The pain relief was obviously starting to work. “How … bad?” the assassin asked.
“It’s bad,” I said, and his gaze met mine. “Help us,” I said quietly. “You have nothing to lose now. You’re not going to have a career as an assassin after this.”
“Not … assassin.” Perhaps it was only the effect of the pain relief, but his expression twisted up so that he looked almost hurt. “I am … a soldier.”
Tain bristled beside me but I laid a calming hand on his, hushing him. But if I had hoped the man might say more, it was another disappointment; his eyelids dropped closed and he didn’t open them again. His panting breaths became smoother and even. Too much pain relief might have made his agony more bearable but it also made it hard for him to stay conscious.
We loomed over him for a while longer but he continued to sleep. The physic shooed us away from the pallet again and, frustrated, aware that might have been the only conversation we would have, I returned to my position by the wall. Erel started to fall asleep again, and when his head had completely fallen on his chest I nudged Tain. “I’ll stay here in case he wakes again,” I said. “But you take Erel back. There’s no point the three of us sitting here all night, and he won’t leave if you don’t. He’s seen enough people die.”
Tain looked like he might argue, but then crouched by the boy and gently woke him. Erel, hiding yawns behind his hands, made a weak protest, but looked more relieved than anything, and I shot Tain a grateful look as he walked out. “I’ll update you later,” I muttered.
But truth be told, I’d lost any real hope in learning anything more from him before the man died. He considered himself a soldier, not an assassin; well, that fit with his attitude. His previous behavior had shown us he was more zealot than mercenary. Maybe that was all we would ever know.
At that moment, as if summoned, his body twitched and I levered myself up, hopes rising again. He twitched again, and again, his eyes rolling about rapidly behind the lids, then let out a burbling burp. I stood beside him, optimistic again, and he opened his eyes. This time it was no gentle fluttering,
but a sudden shocked opening. The groan intensified and then his chest jerked, tendons stood out on his neck, and foul-smelling sick erupted from his mouth and nose. Some of it splashed on me even though I leapt back in disgust. His body was twitching, his face contorted. He vomited again, with less volume but also less strength, and he was unable to turn his own head, so most of it stayed on his face. I stared, horrified. Where had these new symptoms come from?
And then I knew, with a sickening twist in my stomach, where they’d come from. These were not the symptoms of traumatic pressure injuries: he’d been poisoned. Not by the Hands, who could have slit his throat like Sukseno’s if they’d wanted, but by someone after that, someone who did it while he was under our medical care, just like the assassin had done to the victims at the arena. And I don’t know what to do. Honor-down, if only Jov were here! I opened my mouth to shout for a physic but the words died in my throat. Caution, after all, had been braided firmly into Oromani souls, and at least a dozen people had been in this room and nearish the patient in the time I’d been here, but the person with the closest contact had been the physic. Still, what else could I do? “This man’s been poisoned!” I cried out. “Someone, help!”

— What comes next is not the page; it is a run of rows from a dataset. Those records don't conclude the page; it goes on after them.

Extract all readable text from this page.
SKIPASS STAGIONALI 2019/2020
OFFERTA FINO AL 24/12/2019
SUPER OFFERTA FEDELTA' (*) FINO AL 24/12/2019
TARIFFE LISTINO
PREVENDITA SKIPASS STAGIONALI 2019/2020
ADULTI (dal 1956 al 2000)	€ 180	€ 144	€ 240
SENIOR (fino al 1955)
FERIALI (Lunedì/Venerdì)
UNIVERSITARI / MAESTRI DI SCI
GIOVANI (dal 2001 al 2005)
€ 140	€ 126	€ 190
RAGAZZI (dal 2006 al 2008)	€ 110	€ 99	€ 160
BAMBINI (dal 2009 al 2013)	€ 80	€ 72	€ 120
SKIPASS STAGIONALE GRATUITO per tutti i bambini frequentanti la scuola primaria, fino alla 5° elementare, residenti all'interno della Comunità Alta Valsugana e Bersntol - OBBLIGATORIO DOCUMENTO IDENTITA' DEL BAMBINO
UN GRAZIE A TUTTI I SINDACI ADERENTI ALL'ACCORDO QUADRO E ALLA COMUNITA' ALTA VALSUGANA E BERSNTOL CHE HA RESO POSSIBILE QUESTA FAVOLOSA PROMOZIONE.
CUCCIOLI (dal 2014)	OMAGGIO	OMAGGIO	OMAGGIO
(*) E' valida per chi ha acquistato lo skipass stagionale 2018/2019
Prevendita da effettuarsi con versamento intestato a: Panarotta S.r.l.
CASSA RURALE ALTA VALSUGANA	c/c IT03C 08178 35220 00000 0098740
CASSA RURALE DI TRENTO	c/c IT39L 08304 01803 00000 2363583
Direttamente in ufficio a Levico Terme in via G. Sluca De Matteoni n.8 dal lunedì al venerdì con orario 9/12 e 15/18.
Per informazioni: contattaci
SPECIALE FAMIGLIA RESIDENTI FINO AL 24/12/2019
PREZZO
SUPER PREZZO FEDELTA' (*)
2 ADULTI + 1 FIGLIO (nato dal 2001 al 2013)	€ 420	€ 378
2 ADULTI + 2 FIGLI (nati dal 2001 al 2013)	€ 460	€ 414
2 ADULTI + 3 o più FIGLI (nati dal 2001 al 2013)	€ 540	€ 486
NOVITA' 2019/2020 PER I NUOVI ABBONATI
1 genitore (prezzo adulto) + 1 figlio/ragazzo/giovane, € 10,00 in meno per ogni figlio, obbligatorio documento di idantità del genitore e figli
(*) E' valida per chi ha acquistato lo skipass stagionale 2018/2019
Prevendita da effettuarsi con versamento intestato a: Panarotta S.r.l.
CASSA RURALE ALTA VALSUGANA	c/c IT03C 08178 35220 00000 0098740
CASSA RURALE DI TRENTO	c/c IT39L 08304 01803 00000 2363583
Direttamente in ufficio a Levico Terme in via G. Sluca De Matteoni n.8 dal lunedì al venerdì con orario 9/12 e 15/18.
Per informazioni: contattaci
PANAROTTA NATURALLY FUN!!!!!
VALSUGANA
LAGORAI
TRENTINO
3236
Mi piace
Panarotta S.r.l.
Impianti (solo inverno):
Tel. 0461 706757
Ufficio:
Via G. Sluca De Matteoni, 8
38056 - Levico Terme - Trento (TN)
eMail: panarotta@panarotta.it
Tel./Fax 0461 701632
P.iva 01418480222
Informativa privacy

The Guard who had been sleepily monitoring the patient—even with his legs crushed, after his initial capture and murder of his cellmates, Chen was taking no chances—leapt to attention, and raced out of the room.
The assassin moaned, slumped and drooling on his pallet, and a terrible certainty took root inside me. It was too late for an antidote, even if we knew what poison had been used. He was dying, and quickly. Despite everything, it didn’t feel like justice or vengeance or a deserved end. It just felt like another painful, unnecessary bit of violence. “I didn’t do this,” I blurted out, staring at him in horror. “You tried to kill everyone I care about, but I didn’t do this.” I didn’t know why it was so important to me that he knew that.